The other deal being modeled the merger of Ahold and Delhaize in 2016, which was approved after a number of divestitures.

Axios writes that experts think that the FTC will challenge the Kroger-Albertsons deal, but that it will be approved after a court fight.  The debate, the story says, will focus on  how to define competition:

"In court, it's likely to be a 'bread-and-butter' argument over market definition, market share nationally and in local markets, and which companies are considered competitors, says Brian Albrecht, chief economist at the International Center for Law & Economics.

Some context from Axios:

"Competitors based on precedence will include traditional grocery and hypermarkets, namely Walmart.

"But there's a good argument that wholesale clubs like Costco, which have been excluded in the past, and Amazon, which operates both online and increasingly physical stores, should also be included as rivals, says Albrecht.

"He says that stores located farther away that can now deliver via online-delivery platforms such as Instacart could be added to the list.

"Whether Dollar Stores should be included is debatable, Albrecht says.

"By the numbers: The top food retailers by grocery sales include Walmart, which sells $308 billion worth of groceries per year in the U.S.; Kroger, which sells $110 billion; Costco, which sells $91 billion; and Albertsons, which sells $65 billion.

"Amazon and Whole Foods also sell $65 billion in groceries, but that's for all of North America, not just the U.S.

"Behind Amazon is Target, which sells $54 billion, and Ahold Delhaize, which sells $52 billion.

"That's according to data compiled by investment bank Solomon Partners from a combination of publicly available data and the Mercatus Grocery Insights Report."

KC's View:

Axios has another story that really frames the issue, talking about how the FTC really doesn't want to make the debate about just the top competitors, but rather "wants to return antitrust enforcement to a time when it was about protecting small businesses from large ones."
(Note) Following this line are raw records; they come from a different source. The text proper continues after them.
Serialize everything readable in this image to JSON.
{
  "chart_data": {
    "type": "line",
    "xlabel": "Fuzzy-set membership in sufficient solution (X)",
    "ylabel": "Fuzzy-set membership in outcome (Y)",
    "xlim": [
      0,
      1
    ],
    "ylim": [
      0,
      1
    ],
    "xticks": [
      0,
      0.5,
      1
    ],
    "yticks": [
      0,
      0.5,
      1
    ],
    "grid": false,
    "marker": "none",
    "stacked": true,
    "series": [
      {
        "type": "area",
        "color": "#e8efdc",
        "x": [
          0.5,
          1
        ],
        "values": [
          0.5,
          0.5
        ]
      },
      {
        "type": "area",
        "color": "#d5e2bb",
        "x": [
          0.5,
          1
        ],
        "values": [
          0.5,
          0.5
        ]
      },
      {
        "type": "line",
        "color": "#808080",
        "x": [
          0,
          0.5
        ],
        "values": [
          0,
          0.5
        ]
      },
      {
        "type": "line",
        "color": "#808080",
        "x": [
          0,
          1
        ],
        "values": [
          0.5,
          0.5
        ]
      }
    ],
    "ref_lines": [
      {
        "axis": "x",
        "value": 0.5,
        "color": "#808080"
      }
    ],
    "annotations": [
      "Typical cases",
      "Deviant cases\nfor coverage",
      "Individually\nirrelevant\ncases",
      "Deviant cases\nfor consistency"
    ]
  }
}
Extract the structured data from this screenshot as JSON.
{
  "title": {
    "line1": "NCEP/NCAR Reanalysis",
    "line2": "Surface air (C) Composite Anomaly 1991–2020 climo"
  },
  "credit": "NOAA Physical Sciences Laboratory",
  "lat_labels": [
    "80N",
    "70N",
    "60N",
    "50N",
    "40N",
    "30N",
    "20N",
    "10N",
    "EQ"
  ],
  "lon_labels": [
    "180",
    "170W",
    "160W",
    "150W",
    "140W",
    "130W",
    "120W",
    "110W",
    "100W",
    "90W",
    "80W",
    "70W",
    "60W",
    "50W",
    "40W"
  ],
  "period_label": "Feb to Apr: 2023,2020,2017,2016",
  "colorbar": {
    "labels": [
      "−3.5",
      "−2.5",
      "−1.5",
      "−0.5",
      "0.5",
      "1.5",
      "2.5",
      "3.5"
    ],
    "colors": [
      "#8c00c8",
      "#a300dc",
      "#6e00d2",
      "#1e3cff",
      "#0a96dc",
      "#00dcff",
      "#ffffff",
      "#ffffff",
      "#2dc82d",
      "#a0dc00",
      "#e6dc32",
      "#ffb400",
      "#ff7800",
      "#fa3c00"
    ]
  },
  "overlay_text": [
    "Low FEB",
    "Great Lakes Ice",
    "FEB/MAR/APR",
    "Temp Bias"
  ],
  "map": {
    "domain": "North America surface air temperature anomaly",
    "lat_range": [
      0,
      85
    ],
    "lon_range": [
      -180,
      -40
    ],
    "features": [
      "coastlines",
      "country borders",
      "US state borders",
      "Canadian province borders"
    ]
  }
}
Kroger and Albertsons, of course, will argue - they have to argue - that the merger would be good for shoppers and will result in lower prices.  But "the FTC wants to argue that using economic modeling to judge mergers' impact on consumers has failed to preserve competition," and that new guidelines should be observed that would take into account the impact on small businesses.  If these smaller entities' ability to compete is preserved, the reasoning goes, that will do more to drive down prices.

It is going to be a fascinating debate, at least partly focused on the fact that the FTC's approach represents a stretch from existing law.  Whether or not it is a legitimate stretch remains to be seen.

And there's another question I would raise.  The phrase "return antitrust enforcement to a time" is one that bothers me.  While this isn't a phrase that the FTC has officially used, if it is an accurate characterization of its mindset, that could be a problem.  Shouldn't antitrust enforcement be focused on how competition will be conducted in the future, not how things used to be?